Indonesia, with its rapidly growing economy, applied to join in September following bids from Ukraine, Ecuador and Uruguay. Thailand and South Korea are also lining up.
Membership will become more valuable as new nations join, internal government analysis first reported by POLITICO shows. Britain’s agriculture and food sectors will bear the brunt of the downside. Manufacturers and Britain’s powerful services sector, including banks, insurance, and consulting firms stand to benefit most.

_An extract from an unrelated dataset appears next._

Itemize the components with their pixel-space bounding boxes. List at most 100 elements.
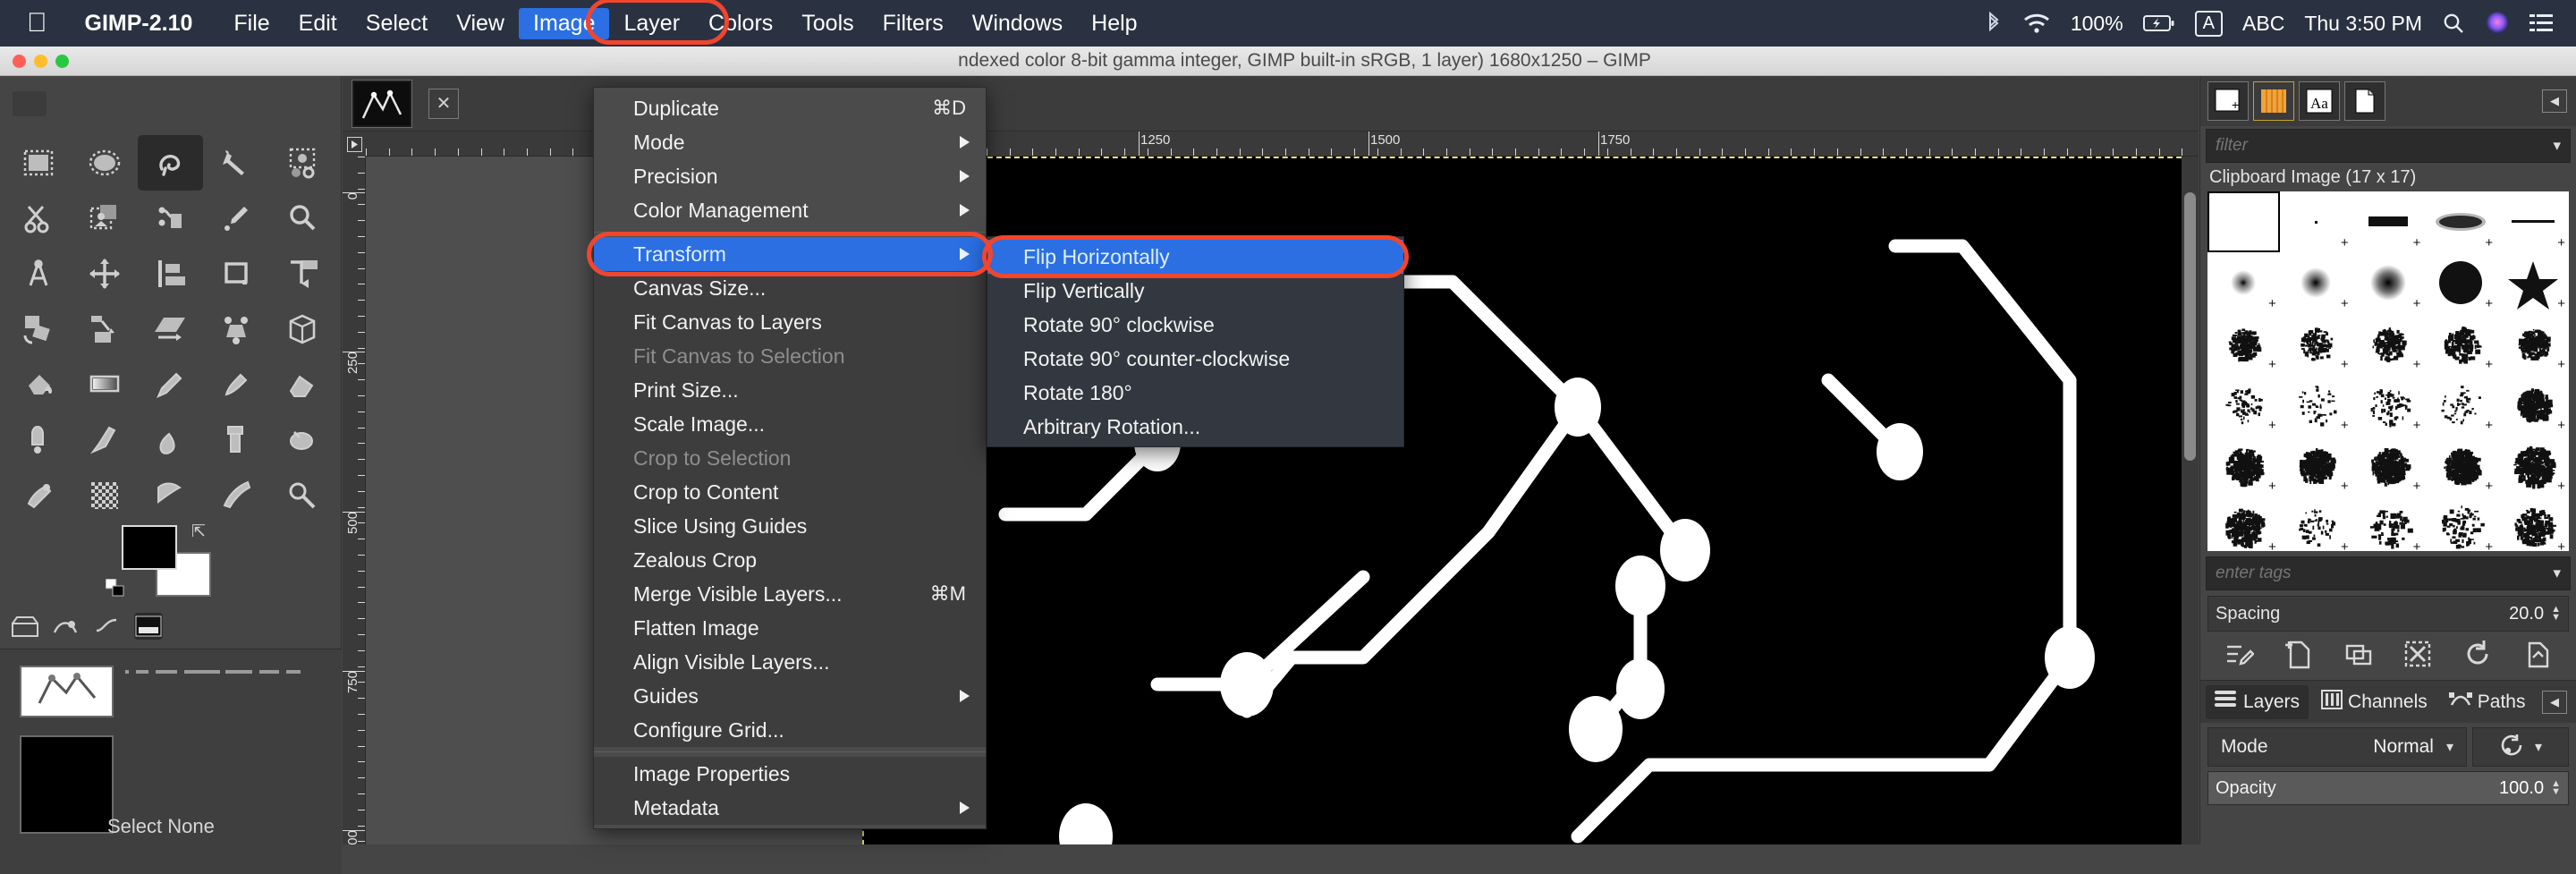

The bloc “will grow” opening up new opportunities, insisted Crawford Falconer, the outgoing Whitehall official who devised joining as he architected the U.K.’s post-Brexit trade agenda, during a lecture at the London School of Economics in March 2023. When it comes to the faltering WTO — after Trump crippled its trade dispute court in 2017 — “you’ve got to have a Plan B. And what is Plan B? Well, I mentioned CPTPP,” he said.
New friends, old friends
While the deal’s champions like Falconer and Prime Ministers Boris Johnson, Truss and Rishi Sunak fade from power, there’s a “political consensus” around joining that gives firms “security,” the DBT official said.
Arguments between Britain’s Brexiteers and EU rejoiners that the deal will block the U.K. from getting closer to the EU are a “non-issue,” Alty said.
“Nobody sensible sees this as some sort of alternative to membership of the EU or a sort of replacement for that,” the former official, who now works as a consultant at Pagefield, said. Membership is “a sensible way to strengthen your trading environment and relationships with some important parts of the world,” Alty insisted.